In deze zaak heeft de stichting Lefier, eiseres, een kort geding aangespannen tegen gedaagde [A] om toegang te verkrijgen tot de door [A] gehuurde woning. De aanleiding voor de vordering was een lekkage die was gemeld door de onderbuurman, [B], die in de woning onder [A] woont. Lefier had herhaaldelijk geprobeerd om [A] te bereiken en toegang te krijgen tot de woning om de lekkage te verhelpen, maar [A] had hieraan geen medewerking verleend. Ondanks meerdere verzoeken en een aangetekende brief, bleef [A] in gebreke om de medewerkers van Lefier en het ingeschakelde installatiebedrijf toe te laten.
De voorzieningenrechter heeft vastgesteld dat Lefier voldoende pogingen heeft ondernomen om [A] te bewegen haar woning open te stellen. Tijdens de zitting heeft de voorzieningenrechter [A] aangespoord om de medewerkers van Lefier toe te laten, maar [A] heeft hier niet op gereageerd. De vordering van Lefier om [A] te veroordelen tot medewerking aan de noodzakelijke werkzaamheden werd niet toegewezen, omdat de voorzieningenrechter oordeelde dat er op dat moment onvoldoende rechtvaardiging was voor ontruiming van de woning.

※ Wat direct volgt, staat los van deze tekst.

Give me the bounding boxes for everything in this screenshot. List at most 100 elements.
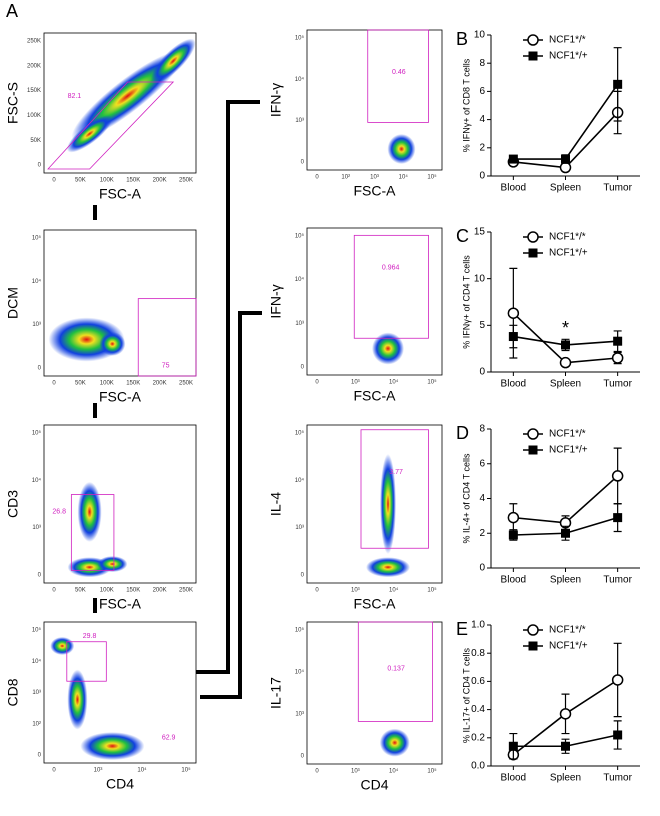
gate-label: 75	[162, 363, 170, 370]
x-tick-label: Blood	[501, 773, 527, 784]
density	[97, 556, 128, 573]
legend-label: NCF1*/*	[549, 429, 586, 440]
y-tick-label: 0	[301, 365, 305, 371]
gate	[66, 641, 107, 682]
point	[561, 528, 570, 538]
flow-plot: 0.46 0 10³ 10⁴ 10⁵ 0 10² 10³ 10⁴ 10⁵ FSC-A IFN-γ	[268, 29, 443, 199]
panel-letter: C	[456, 226, 469, 246]
flow-plot: 75 0 10³ 10⁴ 10⁵ 0 50K 100K 150K 200K 250K FSC-A DCM	[5, 229, 197, 405]
density	[80, 732, 145, 761]
y-axis-label: FSC-S	[5, 82, 21, 124]
y-tick-label: 10⁴	[32, 477, 42, 484]
x-tick-label: 150K	[126, 381, 140, 387]
legend-label: NCF1*/+	[549, 445, 588, 456]
y-tick-label: 10⁵	[295, 233, 305, 240]
x-tick-label: 0	[315, 769, 319, 775]
x-tick-label: 10⁴	[137, 767, 147, 774]
x-tick-label: 10⁴	[389, 379, 399, 386]
line-chart: B 0 2 4 6 8 10 Blood Spleen Tumor % IFNγ+ of CD8 T…	[456, 29, 640, 194]
x-tick-label: 10³	[370, 175, 379, 181]
y-tick-label: 0	[301, 160, 305, 166]
y-tick-label: 50K	[30, 138, 41, 144]
x-tick-label: 10⁴	[389, 587, 399, 594]
x-tick-label: 10⁴	[389, 768, 399, 775]
y-tick-label: 0	[38, 573, 42, 579]
x-tick-label: 150K	[126, 178, 140, 184]
x-tick-label: 10²	[341, 175, 350, 181]
x-tick-label: 50K	[75, 178, 86, 184]
density	[372, 332, 404, 365]
y-axis-label: DCM	[5, 287, 21, 319]
point	[507, 307, 520, 319]
x-tick-label: 200K	[153, 178, 167, 184]
x-axis-label: FSC-A	[354, 596, 397, 612]
y-tick-label: 4	[479, 114, 485, 125]
y-tick-label: 10⁵	[295, 627, 305, 634]
y-axis-label: IL-4	[268, 492, 284, 516]
x-tick-label: 10⁵	[427, 174, 437, 181]
y-tick-label: 0	[479, 563, 485, 574]
plot-frame	[306, 621, 443, 765]
point	[613, 79, 623, 89]
legend-marker	[528, 51, 538, 61]
legend-label: NCF1*/+	[549, 51, 588, 62]
y-tick-label: 6	[479, 458, 485, 469]
y-tick-label: 1.0	[471, 620, 485, 631]
y-tick-label: 4	[479, 493, 485, 504]
gate-label: 29.8	[83, 633, 97, 640]
plot-frame	[306, 29, 443, 171]
legend-marker	[528, 641, 538, 651]
gate-label: 26.8	[52, 509, 66, 516]
x-tick-label: 10³	[351, 588, 360, 594]
y-tick-label: 10⁴	[295, 276, 305, 283]
x-tick-label: 0	[52, 178, 56, 184]
y-axis-label: CD8	[5, 678, 21, 706]
legend-label: NCF1*/+	[549, 248, 588, 259]
point	[611, 352, 624, 364]
legend-marker	[527, 34, 539, 46]
y-tick-label: 15	[474, 227, 486, 238]
density	[380, 454, 396, 554]
x-axis-label: FSC-A	[354, 183, 397, 199]
y-tick-label: 0	[479, 171, 485, 182]
legend-marker	[527, 231, 539, 243]
gate	[360, 429, 429, 549]
gate	[70, 494, 115, 571]
point	[559, 161, 572, 174]
point	[611, 674, 624, 686]
x-axis-label: FSC-A	[99, 596, 142, 612]
y-axis-label: % IFNγ+ of CD4 T cells	[461, 255, 471, 349]
density	[379, 728, 410, 757]
x-tick-label: 0	[52, 768, 56, 774]
y-tick-label: 0	[301, 754, 305, 760]
y-tick-label: 10⁴	[32, 278, 42, 285]
point	[559, 708, 572, 720]
x-tick-label: Tumor	[603, 379, 632, 390]
legend-label: NCF1*/*	[549, 625, 586, 636]
y-tick-label: 6	[479, 86, 485, 97]
legend-label: NCF1*/*	[549, 35, 586, 46]
panel-letter: B	[456, 29, 468, 49]
legend-label: NCF1*/+	[549, 641, 588, 652]
x-tick-label: 250K	[179, 178, 193, 184]
y-tick-label: 10⁴	[295, 669, 305, 676]
y-axis-label: % IFNγ+ of CD8 T cells	[461, 58, 471, 152]
y-tick-label: 10	[474, 273, 486, 284]
plot-frame	[43, 424, 197, 584]
x-tick-label: Blood	[501, 183, 527, 194]
gate	[47, 81, 175, 170]
line-chart: D 0 2 4 6 8 Blood Spleen Tumor % IL-4+ of CD4 T c…	[456, 423, 640, 586]
x-tick-label: 10⁵	[427, 768, 437, 775]
point	[561, 154, 570, 164]
x-tick-label: 10³	[351, 769, 360, 775]
x-tick-label: Spleen	[550, 183, 581, 194]
y-tick-label: 200K	[27, 63, 41, 69]
gate	[367, 29, 429, 123]
series-line	[513, 83, 619, 160]
y-tick-label: 10⁴	[295, 477, 305, 484]
y-tick-label: 0.6	[471, 676, 485, 687]
x-tick-label: 10³	[94, 768, 103, 774]
x-tick-label: 100K	[100, 588, 114, 594]
y-tick-label: 10³	[295, 321, 304, 327]
flow-plot: 0.964 0 10³ 10⁴ 10⁵ 0 10³ 10⁴ 10⁵ FSC-A IFN-γ	[268, 227, 443, 404]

Wel werd [A] veroordeeld in de proceskosten, omdat het aanhangig maken van het kort geding noodzakelijk was om Lefier in staat te stellen haar verplichtingen na te komen. De kosten aan de zijde van Lefier werden begroot op € 1.519,77. De voorzieningenrechter benadrukte dat [A] zich moet houden aan de huurvoorwaarden en dat herhaaldelijk niet meewerken aan noodzakelijke werkzaamheden kan leiden tot verdere juridische stappen in de toekomst.